Despite the growth in September, total imports for the year-to-date (Jan-Sep) are still down 7% on the year at 227,400 tonnes. Imports had been running below the level of last year until August, when shipments then recovered from key suppliers. At this time, the foodservice market regained some strength, although EU cattle remained competitively priced.
UK exports of beef during September totalled 13,700 tonnes, virtually unchanged from August, but notably (5,500 tonnes) lower year-on-year. Nearly two-thirds of the fall was due to lower shipments to the Netherlands and Ireland (-2,300 tonnes and -1,100 tonnes, respectively). Exports were also lower to Hong Kong and France, among others, but to a lesser extent.
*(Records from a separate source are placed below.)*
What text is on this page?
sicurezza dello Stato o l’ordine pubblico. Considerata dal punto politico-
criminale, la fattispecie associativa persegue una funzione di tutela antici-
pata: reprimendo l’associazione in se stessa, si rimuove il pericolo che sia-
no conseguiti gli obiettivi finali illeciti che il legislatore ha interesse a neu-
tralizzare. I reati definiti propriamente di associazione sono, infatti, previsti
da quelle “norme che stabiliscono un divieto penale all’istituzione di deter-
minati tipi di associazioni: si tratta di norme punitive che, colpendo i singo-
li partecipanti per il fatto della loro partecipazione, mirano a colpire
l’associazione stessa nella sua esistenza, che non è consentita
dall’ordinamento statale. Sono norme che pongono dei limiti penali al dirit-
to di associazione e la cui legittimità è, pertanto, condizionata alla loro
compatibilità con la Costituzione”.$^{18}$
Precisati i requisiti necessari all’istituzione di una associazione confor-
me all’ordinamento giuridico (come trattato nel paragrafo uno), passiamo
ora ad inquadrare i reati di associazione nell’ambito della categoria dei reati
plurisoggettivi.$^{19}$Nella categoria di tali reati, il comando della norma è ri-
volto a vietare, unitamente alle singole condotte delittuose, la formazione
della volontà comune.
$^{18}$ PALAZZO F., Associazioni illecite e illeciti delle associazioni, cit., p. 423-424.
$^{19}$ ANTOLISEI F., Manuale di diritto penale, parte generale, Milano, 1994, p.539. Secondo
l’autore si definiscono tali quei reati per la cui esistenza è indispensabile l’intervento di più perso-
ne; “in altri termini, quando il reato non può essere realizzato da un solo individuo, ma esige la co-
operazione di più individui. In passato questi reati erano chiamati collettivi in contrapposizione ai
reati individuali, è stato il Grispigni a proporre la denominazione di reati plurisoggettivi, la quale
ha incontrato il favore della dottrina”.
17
Exports were somewhat elevated in 2019 during the period of low farmgate prices, so September 2020 looks to be more in-line with typical volumes.
The September figures bring exports for the year-to-date to 133,600 tonnes, down 6% on the same period in 2019. These exports were valued at £382 million (-11%), with average unit prices 5% lower than the year before.
For the year-to-date, the majority of the annual decline in exports was due to less product being sent to the Netherlands, with less also sent to France, Italy, Spain and various smaller destinations. Total exports into the EU as a whole between Jan-Sep were down 13% year-on-year, while shipments to non-EU destinations were up by 14%. Shipments to Canada (+141%) and Japan (+179%) have shown some of the largest growth among non-EU recipients so far in 2020, with other countries like Ghana and the US also contributing.